Conway: Study needed before DADT repeal
02-24-2010 12:15 PM
The top officers of the Marine Corps and Navy said Wednesday that they oppose repealing the 17-year-old policy banning gays from serving openly in the military until a one-year study on its effects is completed by the Pentagon.
Marine Commandant Gen. James Conway and Navy Adm. Gary Roughead made the point during a budget hearing before the House Armed Services Committee.
“That needs to be done, because only with that information can we talk about the force we have,” Roughead said of the proposed study. “We need to proceed down that path.”

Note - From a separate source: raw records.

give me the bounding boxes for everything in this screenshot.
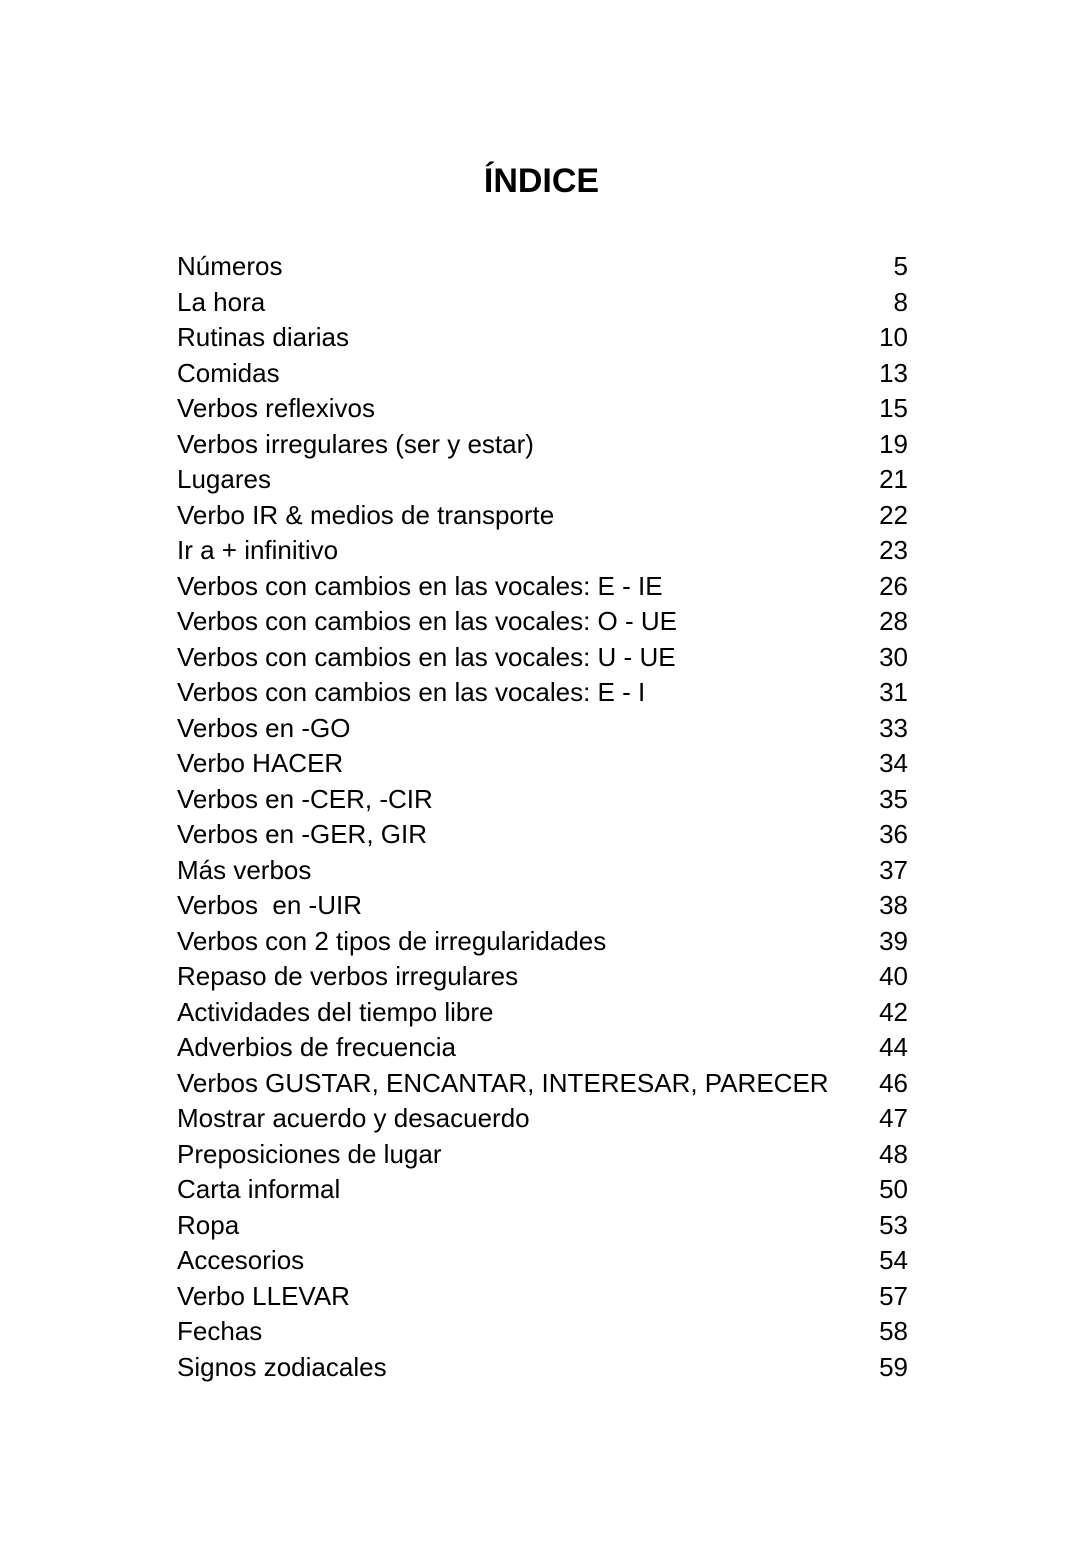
toc-entry — [177, 1137, 908, 1173]
toc-entry-label: Más verbos — [177, 854, 312, 885]
toc-entry — [177, 782, 908, 818]
toc-entry — [177, 285, 908, 321]
toc-entry — [177, 640, 908, 676]
toc-entry-label: Ir a + infinitivo — [177, 535, 339, 565]
toc-entry — [177, 427, 908, 463]
toc-entry — [177, 356, 908, 392]
toc-entry-page-number: 30 — [879, 641, 908, 672]
toc-entry — [177, 1243, 908, 1279]
toc-entry-page-number: 44 — [879, 1032, 908, 1062]
toc-entry — [177, 817, 908, 853]
toc-entry — [177, 498, 908, 534]
toc-entry — [177, 320, 908, 356]
toc-entry — [177, 1208, 908, 1244]
toc-entry — [177, 249, 908, 285]
toc-entry-page-number: 54 — [879, 1245, 908, 1275]
toc-entry-page-number: 23 — [879, 535, 908, 565]
toc-entry-label: Verbos GUSTAR, ENCANTAR, INTERESAR, PARECER — [177, 1067, 829, 1098]
toc-entry-label: Verbos en -GO — [177, 712, 351, 743]
toc-entry-label: Adverbios de frecuencia — [177, 1032, 456, 1062]
toc-entry-page-number: 57 — [879, 1280, 908, 1311]
toc-entry-label: Verbos con cambios en las vocales: U - UE — [177, 641, 676, 672]
toc-entry — [177, 711, 908, 747]
toc-entry-label: Verbos con 2 tipos de irregularidades — [177, 925, 607, 956]
toc-entry — [177, 533, 908, 569]
toc-entry — [177, 462, 908, 498]
toc-entry-label: La hora — [177, 286, 266, 317]
toc-entry-page-number: 22 — [879, 499, 908, 530]
toc-entry — [177, 1030, 908, 1066]
toc-entry-label: Verbos irregulares (ser y estar) — [177, 428, 534, 459]
toc-entry-page-number: 8 — [893, 286, 908, 317]
table-of-contents — [177, 249, 908, 1385]
toc-entry-page-number: 38 — [879, 890, 908, 920]
toc-entry-page-number: 34 — [879, 748, 908, 778]
toc-entry-label: Verbo HACER — [177, 748, 344, 778]
toc-entry — [177, 1066, 908, 1102]
toc-entry-label: Verbos en -UIR — [177, 890, 362, 920]
toc-entry-label: Verbos en -GER, GIR — [177, 819, 427, 849]
toc-entry-label: Verbos con cambios en las vocales: E - I — [177, 677, 646, 707]
toc-entry-page-number: 46 — [879, 1067, 908, 1098]
toc-entry-page-number: 26 — [879, 570, 908, 601]
toc-entry — [177, 995, 908, 1031]
toc-entry-page-number: 37 — [879, 854, 908, 885]
toc-entry — [177, 959, 908, 995]
toc-entry — [177, 604, 908, 640]
toc-entry-label: Comidas — [177, 357, 280, 388]
toc-entry-page-number: 5 — [893, 251, 908, 281]
toc-entry-label: Mostrar acuerdo y desacuerdo — [177, 1103, 530, 1133]
toc-entry-label: Carta informal — [177, 1174, 341, 1204]
toc-entry-label: Verbo IR & medios de transporte — [177, 499, 555, 530]
toc-entry-label: Signos zodiacales — [177, 1351, 387, 1382]
toc-entry-page-number: 48 — [879, 1138, 908, 1169]
toc-entry — [177, 746, 908, 782]
toc-entry-page-number: 47 — [879, 1103, 908, 1133]
toc-entry — [177, 675, 908, 711]
toc-entry-page-number: 19 — [879, 428, 908, 459]
toc-entry-label: Ropa — [177, 1209, 240, 1240]
toc-entry-label: Verbo LLEVAR — [177, 1280, 350, 1311]
toc-entry-label: Lugares — [177, 464, 271, 494]
toc-entry-page-number: 59 — [879, 1351, 908, 1382]
toc-entry-label: Actividades del tiempo libre — [177, 996, 494, 1027]
toc-entry — [177, 853, 908, 889]
toc-entry-label: Rutinas diarias — [177, 322, 349, 352]
toc-entry-page-number: 21 — [879, 464, 908, 494]
toc-entry-label: Fechas — [177, 1316, 263, 1346]
toc-entry-page-number: 40 — [879, 961, 908, 991]
page-title: ÍNDICE — [483, 162, 600, 200]
toc-entry — [177, 569, 908, 605]
toc-entry-page-number: 50 — [879, 1174, 908, 1204]
toc-entry-page-number: 15 — [879, 393, 908, 423]
toc-entry-page-number: 42 — [879, 996, 908, 1027]
toc-entry-label: Verbos con cambios en las vocales: E - IE — [177, 570, 663, 601]
toc-entry-label: Repaso de verbos irregulares — [177, 961, 519, 991]
toc-entry-label: Verbos con cambios en las vocales: O - UE — [177, 606, 678, 636]
toc-entry-page-number: 53 — [879, 1209, 908, 1240]
toc-entry — [177, 1172, 908, 1208]
toc-entry — [177, 1350, 908, 1386]
toc-entry — [177, 1101, 908, 1137]
toc-entry-page-number: 39 — [879, 925, 908, 956]
toc-entry-page-number: 31 — [879, 677, 908, 707]
toc-entry-page-number: 10 — [879, 322, 908, 352]
toc-entry-page-number: 13 — [879, 357, 908, 388]
toc-entry-page-number: 35 — [879, 783, 908, 814]
toc-entry-page-number: 58 — [879, 1316, 908, 1346]
toc-entry-label: Accesorios — [177, 1245, 305, 1275]
toc-entry-label: Números — [177, 251, 283, 281]
toc-entry — [177, 1314, 908, 1350]
toc-entry-page-number: 33 — [879, 712, 908, 743]
toc-entry-page-number: 28 — [879, 606, 908, 636]
toc-entry-page-number: 36 — [879, 819, 908, 849]
toc-entry — [177, 391, 908, 427]
toc-entry — [177, 888, 908, 924]
toc-entry-label: Verbos en -CER, -CIR — [177, 783, 433, 814]
toc-entry-label: Verbos reflexivos — [177, 393, 375, 423]
toc-entry-label: Preposiciones de lugar — [177, 1138, 442, 1169]
toc-entry — [177, 924, 908, 960]
toc-entry — [177, 1279, 908, 1315]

Defense Secretary Robert Gates called for the study earlier this month while voicing his personal support for the repeal of the policy, a flash point for some in the military.
Conway agreed with Roughhead, saying the “central issue” for the Marine Corps needs to be keeping the force ready to engage in ongoing military operations in Afghanistan.
“I would argue that we’ve done a pretty good job of bringing that to pass,” Conway said.
The testimony of the two officers comes one day after the top officers in the Army and Air Force weighed in on repealing “don’t ask, don’t tell.”
Gen. George Casey, the Army chief of staff, told the Senate Armed Services Committee he had “serious concerns” about overturning the policy. He added that he does support a yearlong study, however.
Air Force Chief of Staff Gen. Norton Schwartz circled around the issue.
“This not the time to perturb the force … without careful deliberations,” Schwartz told the House Armed Services Committee.